My guest is Andrew Selee. In his new book, Vanishing Frontiers: The Forces Driving Mexico and the United States Together, he argues that there may be no story today with a wider gap between fact and fiction than the relationship between the United States and Mexico. Wall or no wall, deeply intertwined social, economic, business, cultural, and personal relationships mean the US-Mexico border is more like a seam than a barrier, weaving together two economies and cultures.
Mexico faces huge crime and corruption problems, but its remarkable transformation over the past two decades has made it a more educated, prosperous, and innovative nation than most Americans realize.
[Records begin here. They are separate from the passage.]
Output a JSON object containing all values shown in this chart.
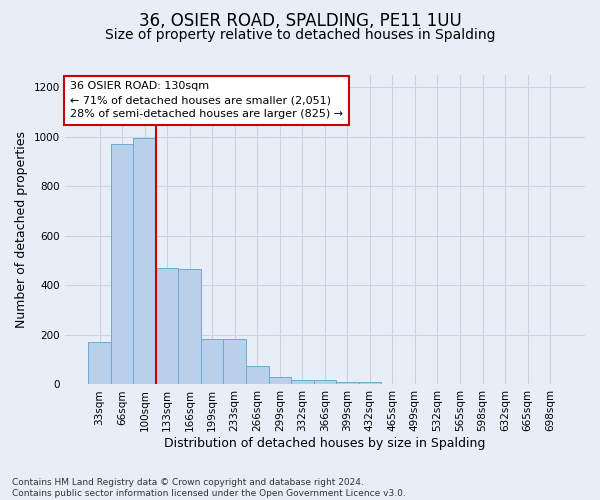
{
  "title": "36, OSIER ROAD, SPALDING, PE11 1UU",
  "subtitle": "Size of property relative to detached houses in Spalding",
  "xlabel": "Distribution of detached houses by size in Spalding",
  "ylabel": "Number of detached properties",
  "categories": [
    "33sqm",
    "66sqm",
    "100sqm",
    "133sqm",
    "166sqm",
    "199sqm",
    "233sqm",
    "266sqm",
    "299sqm",
    "332sqm",
    "366sqm",
    "399sqm",
    "432sqm",
    "465sqm",
    "499sqm",
    "532sqm",
    "565sqm",
    "598sqm",
    "632sqm",
    "665sqm",
    "698sqm"
  ],
  "values": [
    170,
    970,
    995,
    470,
    465,
    185,
    185,
    75,
    30,
    20,
    20,
    10,
    10,
    0,
    0,
    0,
    0,
    0,
    0,
    0,
    0
  ],
  "bar_color": "#b8d0ea",
  "bar_edge_color": "#6aaad4",
  "grid_color": "#c8d4e4",
  "background_color": "#e8eef8",
  "vline_color": "#cc0000",
  "vline_x_index": 3,
  "annotation_text": "36 OSIER ROAD: 130sqm\n← 71% of detached houses are smaller (2,051)\n28% of semi-detached houses are larger (825) →",
  "annotation_box_facecolor": "#ffffff",
  "annotation_box_edgecolor": "#cc0000",
  "ylim": [
    0,
    1250
  ],
  "yticks": [
    0,
    200,
    400,
    600,
    800,
    1000,
    1200
  ],
  "footer": "Contains HM Land Registry data © Crown copyright and database right 2024.\nContains public sector information licensed under the Open Government Licence v3.0.",
  "title_fontsize": 12,
  "subtitle_fontsize": 10,
  "xlabel_fontsize": 9,
  "ylabel_fontsize": 9,
  "tick_fontsize": 7.5,
  "annotation_fontsize": 8,
  "footer_fontsize": 6.5
}
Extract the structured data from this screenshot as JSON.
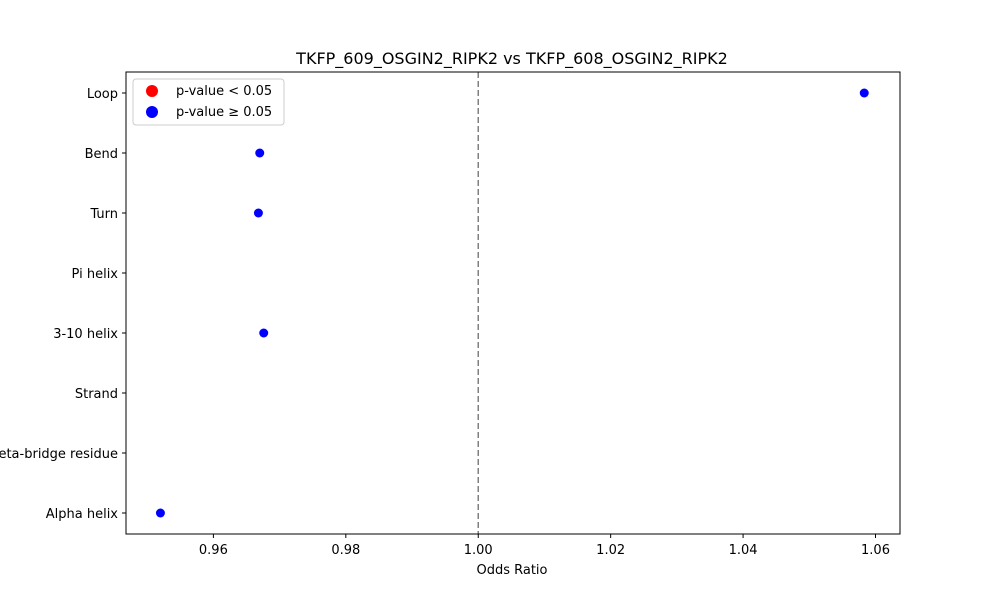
{
  "chart_data": {
    "type": "scatter",
    "title": "TKFP_609_OSGIN2_RIPK2 vs TKFP_608_OSGIN2_RIPK2",
    "xlabel": "Odds Ratio",
    "ylabel": "",
    "xlim": [
      0.9468,
      1.0637
    ],
    "x_ticks": [
      0.96,
      0.98,
      1.0,
      1.02,
      1.04,
      1.06
    ],
    "x_tick_labels": [
      "0.96",
      "0.98",
      "1.00",
      "1.02",
      "1.04",
      "1.06"
    ],
    "categories": [
      "Loop",
      "Bend",
      "Turn",
      "Pi helix",
      "3-10 helix",
      "Strand",
      "Beta-bridge residue",
      "Alpha helix"
    ],
    "reference_line": {
      "x": 1.0,
      "style": "dashed",
      "color": "#808080"
    },
    "points": [
      {
        "category": "Loop",
        "x": 1.0583,
        "significant": false
      },
      {
        "category": "Bend",
        "x": 0.967,
        "significant": false
      },
      {
        "category": "Turn",
        "x": 0.9668,
        "significant": false
      },
      {
        "category": "3-10 helix",
        "x": 0.9676,
        "significant": false
      },
      {
        "category": "Alpha helix",
        "x": 0.952,
        "significant": false
      }
    ],
    "legend": {
      "placement": "top-left",
      "entries": [
        {
          "label": "p-value < 0.05",
          "color": "#ff0000"
        },
        {
          "label": "p-value ≥ 0.05",
          "color": "#0000ff"
        }
      ]
    },
    "grid": false
  }
}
Through portraits of business leaders, migrants, chefs, movie directors, police officers, and media and sports executives, Andrew Selee looks at this emerging Mexico, showing how it increasingly influences our daily lives in the United States in surprising ways--the jobs we do, the goods we consume, and even the new technology and entertainment we enjoy.
From the Mexican entrepreneur in Missouri who saved the US nail industry, to the city leaders who were visionary enough to build a bridge over the border fence so the people of San Diego and Tijuana could share a single international airport, to the connections between innovators in Mexico's emerging tech hub in Guadalajara and those in Silicon Valley, Mexicans and Americans together have been creating productive connections that now blur the boundaries that once separated us from each other.
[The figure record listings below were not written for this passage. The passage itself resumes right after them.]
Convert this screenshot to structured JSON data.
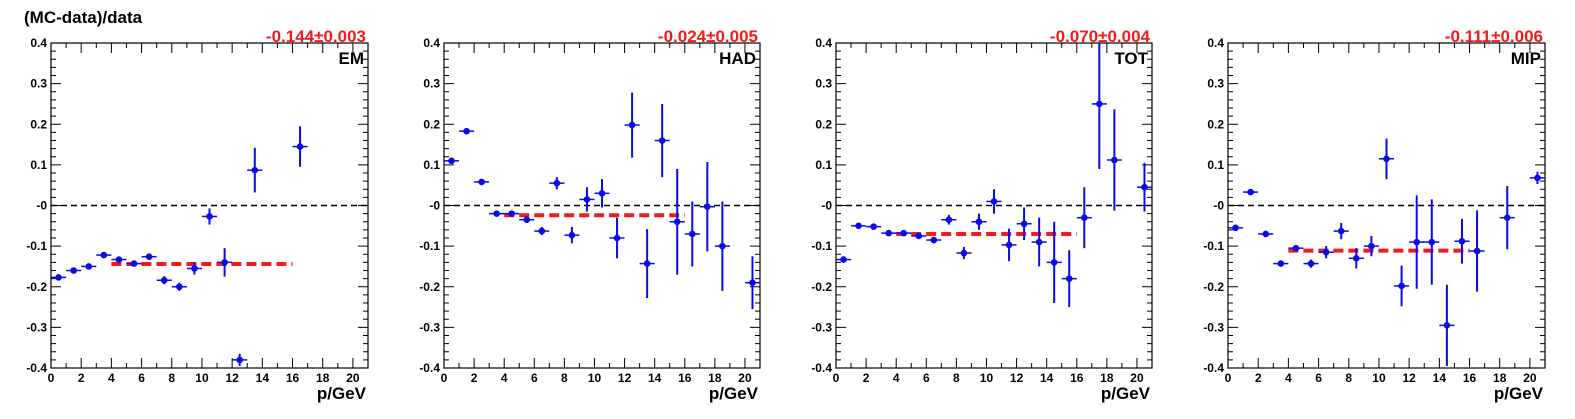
{
  "figure": {
    "ylabel": "(MC-data)/data"
  },
  "colors": {
    "points": "#0a0ae6",
    "fit": "#ee1c1c",
    "zero_line": "#000000",
    "annotation": "#ee1c1c"
  },
  "chart_data": [
    {
      "type": "scatter",
      "panel_label": "EM",
      "annotation": "-0.144±0.003",
      "xlabel": "p/GeV",
      "xlim": [
        0,
        21
      ],
      "ylim": [
        -0.4,
        0.4
      ],
      "xticks": [
        "0",
        "2",
        "4",
        "6",
        "8",
        "10",
        "12",
        "14",
        "16",
        "18",
        "20"
      ],
      "yticks": [
        "-0.4",
        "-0.3",
        "-0.2",
        "-0.1",
        "-0",
        "0.1",
        "0.2",
        "0.3",
        "0.4"
      ],
      "fit": {
        "value": -0.144,
        "x_range": [
          4,
          16
        ]
      },
      "zero_line": 0,
      "points": [
        {
          "x": 0.5,
          "y": -0.177,
          "err": 0.006
        },
        {
          "x": 1.5,
          "y": -0.16,
          "err": 0.005
        },
        {
          "x": 2.5,
          "y": -0.15,
          "err": 0.005
        },
        {
          "x": 3.5,
          "y": -0.122,
          "err": 0.005
        },
        {
          "x": 4.5,
          "y": -0.133,
          "err": 0.006
        },
        {
          "x": 5.5,
          "y": -0.143,
          "err": 0.006
        },
        {
          "x": 6.5,
          "y": -0.126,
          "err": 0.008
        },
        {
          "x": 7.5,
          "y": -0.184,
          "err": 0.01
        },
        {
          "x": 8.5,
          "y": -0.2,
          "err": 0.01
        },
        {
          "x": 9.5,
          "y": -0.155,
          "err": 0.015
        },
        {
          "x": 10.5,
          "y": -0.027,
          "err": 0.02
        },
        {
          "x": 11.5,
          "y": -0.14,
          "err": 0.035
        },
        {
          "x": 12.5,
          "y": -0.38,
          "err": 0.015
        },
        {
          "x": 13.5,
          "y": 0.087,
          "err": 0.055
        },
        {
          "x": 16.5,
          "y": 0.145,
          "err": 0.05
        }
      ]
    },
    {
      "type": "scatter",
      "panel_label": "HAD",
      "annotation": "-0.024±0.005",
      "xlabel": "p/GeV",
      "xlim": [
        0,
        21
      ],
      "ylim": [
        -0.4,
        0.4
      ],
      "xticks": [
        "0",
        "2",
        "4",
        "6",
        "8",
        "10",
        "12",
        "14",
        "16",
        "18",
        "20"
      ],
      "yticks": [
        "-0.4",
        "-0.3",
        "-0.2",
        "-0.1",
        "-0",
        "0.1",
        "0.2",
        "0.3",
        "0.4"
      ],
      "fit": {
        "value": -0.024,
        "x_range": [
          4,
          16
        ]
      },
      "zero_line": 0,
      "points": [
        {
          "x": 0.5,
          "y": 0.11,
          "err": 0.007
        },
        {
          "x": 1.5,
          "y": 0.183,
          "err": 0.005
        },
        {
          "x": 2.5,
          "y": 0.058,
          "err": 0.005
        },
        {
          "x": 3.5,
          "y": -0.02,
          "err": 0.005
        },
        {
          "x": 4.5,
          "y": -0.02,
          "err": 0.006
        },
        {
          "x": 5.5,
          "y": -0.035,
          "err": 0.008
        },
        {
          "x": 6.5,
          "y": -0.063,
          "err": 0.01
        },
        {
          "x": 7.5,
          "y": 0.055,
          "err": 0.015
        },
        {
          "x": 8.5,
          "y": -0.073,
          "err": 0.02
        },
        {
          "x": 9.5,
          "y": 0.015,
          "err": 0.03
        },
        {
          "x": 10.5,
          "y": 0.03,
          "err": 0.035
        },
        {
          "x": 11.5,
          "y": -0.08,
          "err": 0.05
        },
        {
          "x": 12.5,
          "y": 0.198,
          "err": 0.08
        },
        {
          "x": 13.5,
          "y": -0.143,
          "err": 0.085
        },
        {
          "x": 14.5,
          "y": 0.16,
          "err": 0.09
        },
        {
          "x": 15.5,
          "y": -0.04,
          "err": 0.13
        },
        {
          "x": 16.5,
          "y": -0.07,
          "err": 0.08
        },
        {
          "x": 17.5,
          "y": -0.003,
          "err": 0.11
        },
        {
          "x": 18.5,
          "y": -0.1,
          "err": 0.11
        },
        {
          "x": 20.5,
          "y": -0.19,
          "err": 0.065
        }
      ]
    },
    {
      "type": "scatter",
      "panel_label": "TOT",
      "annotation": "-0.070±0.004",
      "xlabel": "p/GeV",
      "xlim": [
        0,
        21
      ],
      "ylim": [
        -0.4,
        0.4
      ],
      "xticks": [
        "0",
        "2",
        "4",
        "6",
        "8",
        "10",
        "12",
        "14",
        "16",
        "18",
        "20"
      ],
      "yticks": [
        "-0.4",
        "-0.3",
        "-0.2",
        "-0.1",
        "-0",
        "0.1",
        "0.2",
        "0.3",
        "0.4"
      ],
      "fit": {
        "value": -0.07,
        "x_range": [
          4,
          16
        ]
      },
      "zero_line": 0,
      "points": [
        {
          "x": 0.5,
          "y": -0.133,
          "err": 0.008
        },
        {
          "x": 1.5,
          "y": -0.05,
          "err": 0.005
        },
        {
          "x": 2.5,
          "y": -0.052,
          "err": 0.005
        },
        {
          "x": 3.5,
          "y": -0.068,
          "err": 0.005
        },
        {
          "x": 4.5,
          "y": -0.068,
          "err": 0.006
        },
        {
          "x": 5.5,
          "y": -0.075,
          "err": 0.006
        },
        {
          "x": 6.5,
          "y": -0.085,
          "err": 0.008
        },
        {
          "x": 7.5,
          "y": -0.035,
          "err": 0.012
        },
        {
          "x": 8.5,
          "y": -0.117,
          "err": 0.015
        },
        {
          "x": 9.5,
          "y": -0.04,
          "err": 0.02
        },
        {
          "x": 10.5,
          "y": 0.01,
          "err": 0.03
        },
        {
          "x": 11.5,
          "y": -0.097,
          "err": 0.04
        },
        {
          "x": 12.5,
          "y": -0.045,
          "err": 0.04
        },
        {
          "x": 13.5,
          "y": -0.09,
          "err": 0.06
        },
        {
          "x": 14.5,
          "y": -0.14,
          "err": 0.1
        },
        {
          "x": 15.5,
          "y": -0.18,
          "err": 0.07
        },
        {
          "x": 16.5,
          "y": -0.03,
          "err": 0.075
        },
        {
          "x": 17.5,
          "y": 0.25,
          "err": 0.16
        },
        {
          "x": 18.5,
          "y": 0.112,
          "err": 0.125
        },
        {
          "x": 20.5,
          "y": 0.045,
          "err": 0.06
        }
      ]
    },
    {
      "type": "scatter",
      "panel_label": "MIP",
      "annotation": "-0.111±0.006",
      "xlabel": "p/GeV",
      "xlim": [
        0,
        21
      ],
      "ylim": [
        -0.4,
        0.4
      ],
      "xticks": [
        "0",
        "2",
        "4",
        "6",
        "8",
        "10",
        "12",
        "14",
        "16",
        "18",
        "20"
      ],
      "yticks": [
        "-0.4",
        "-0.3",
        "-0.2",
        "-0.1",
        "-0",
        "0.1",
        "0.2",
        "0.3",
        "0.4"
      ],
      "fit": {
        "value": -0.111,
        "x_range": [
          4,
          16
        ]
      },
      "zero_line": 0,
      "points": [
        {
          "x": 0.5,
          "y": -0.055,
          "err": 0.007
        },
        {
          "x": 1.5,
          "y": 0.033,
          "err": 0.005
        },
        {
          "x": 2.5,
          "y": -0.07,
          "err": 0.005
        },
        {
          "x": 3.5,
          "y": -0.143,
          "err": 0.006
        },
        {
          "x": 4.5,
          "y": -0.105,
          "err": 0.007
        },
        {
          "x": 5.5,
          "y": -0.143,
          "err": 0.01
        },
        {
          "x": 6.5,
          "y": -0.115,
          "err": 0.015
        },
        {
          "x": 7.5,
          "y": -0.063,
          "err": 0.02
        },
        {
          "x": 8.5,
          "y": -0.13,
          "err": 0.025
        },
        {
          "x": 9.5,
          "y": -0.1,
          "err": 0.025
        },
        {
          "x": 10.5,
          "y": 0.115,
          "err": 0.05
        },
        {
          "x": 11.5,
          "y": -0.198,
          "err": 0.05
        },
        {
          "x": 12.5,
          "y": -0.09,
          "err": 0.115
        },
        {
          "x": 13.5,
          "y": -0.09,
          "err": 0.105
        },
        {
          "x": 14.5,
          "y": -0.295,
          "err": 0.1
        },
        {
          "x": 15.5,
          "y": -0.088,
          "err": 0.055
        },
        {
          "x": 16.5,
          "y": -0.112,
          "err": 0.1
        },
        {
          "x": 18.5,
          "y": -0.03,
          "err": 0.078
        },
        {
          "x": 20.5,
          "y": 0.068,
          "err": 0.015
        }
      ]
    }
  ]
}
Andrew Selee is president of the Migration Policy Institute and former executive vice president of the Woodrow Wilson Center, where he founded and directed its Mexico Institute. For five years in the 1990s he lived in a shantytown in Tijuana, Mexico, helping to start a community center and home for migrant youth. In the quarter-century since, he has witnessed firsthand the dramatic transformation of this city specifically and the country as a whole. Dr. Selee writes a regular column for Mexico's largest newspaper and has written op-eds for the Wall Street Journal, Washington Post, and Los Angeles Times.